Dans l’ouest du Niger, la crise sécuritaire continue de sévir avec intensité. Alors que les autorités de transition multiplient les campagnes de communication pour consolider le soutien populaire autour du général Abdourahamane Tiani, la région de Tillabéri subit de plein fouet de nouvelles incursions armées particulièrement meurtrières.
Des attaques coordonnées endeuillent le département de Tillabéri
Le 2 septembre 2026, la terreur a de nouveau frappé plusieurs localités du département de Tillabéri. Les assaillants ont ciblé simultanément les villages de Darbani, Diamballa et Namarigoungou, plongeant les communautés locales dans le deuil et l’effroi.

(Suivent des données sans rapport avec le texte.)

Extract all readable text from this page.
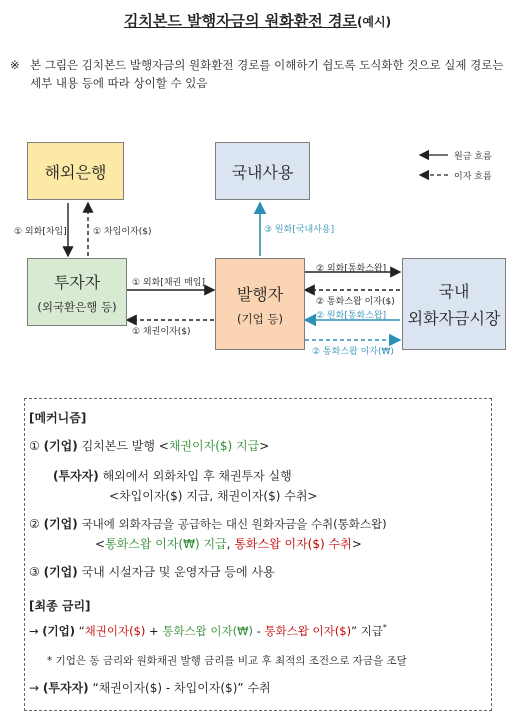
김치본드 발행자금의 원화환전 경로(예시)
※ 본 그림은 김치본드 발행자금의 원화환전 경로를 이해하기 쉽도록 도식화한 것으로 실제 경로는 세부 내용 등에 따라 상이할 수 있음
해외은행	국내사용
투자자
(외국환은행 등)
발행자
(기업 등)
국내
외화자금시장
원금 흐름
이자 흐름
① 외화[차입]	① 차입이자($)	③ 원화[국내사용]
① 외화[채권 매입]
① 채권이자($)
② 외화[통화스왑]
② 통화스왑 이자($)
② 원화[통화스왑]
② 통화스왑 이자(₩)
[메커니즘]
① (기업) 김치본드 발행 <채권이자($) 지급>
(투자자) 해외에서 외화차입 후 채권투자 실행
<차입이자($) 지급, 채권이자($) 수취>
② (기업) 국내에 외화자금을 공급하는 대신 원화자금을 수취(통화스왑)
<통화스왑 이자(₩) 지급, 통화스왑 이자($) 수취>
③ (기업) 국내 시설자금 및 운영자금 등에 사용
[최종 금리]
→ (기업) “채권이자($) + 통화스왑 이자(₩) - 통화스왑 이자($)” 지급*
* 기업은 동 금리와 원화채권 발행 금리를 비교 후 최적의 조건으로 자금을 조달
→ (투자자) “채권이자($) - 차입이자($)” 수취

À Diamballa, la panique provoquée par l’assaut a conduit à un véritable drame : deux jeunes filles ont perdu la vie par noyade dans une mare alors qu’elles tentaient d’échapper aux tirs. Un homme a également été grièvement blessé par balle lors de cette incursion. À Namarigoungou, les violences ont coûté la vie à un habitant. En plus des pertes humaines, les assaillants ont pillé d’importants troupeaux de bétail dans l’ensemble des trois localités touchées.
Le lendemain, le 3 septembre, la violence s’est déplacée vers le village de Zibane, situé dans la commune rurale d’Anzourou. Face à cette nouvelle menace, des membres d’une milice locale ont pris les armes pour repousser l’incursion. Les affrontements ont fait un mort parmi les défenseurs locaux.
Le calvaire quotidien des populations de la zone Sahel
Ces événements tragiques rappellent la vulnérabilité extrême de cette partie du territoire nigérien. Située dans la zone des trois frontières, aux confins du Niger, du Mali et du Burkina Faso, la région de Tillabéri demeure l’un des foyers d’instabilité les plus actifs de la zone Sahel. Pour les habitants, l’insécurité permanente paralyse l’économie locale en empêchant les travaux agricoles et l’élevage, tout en provoquant des vagues successives de déplacements internes.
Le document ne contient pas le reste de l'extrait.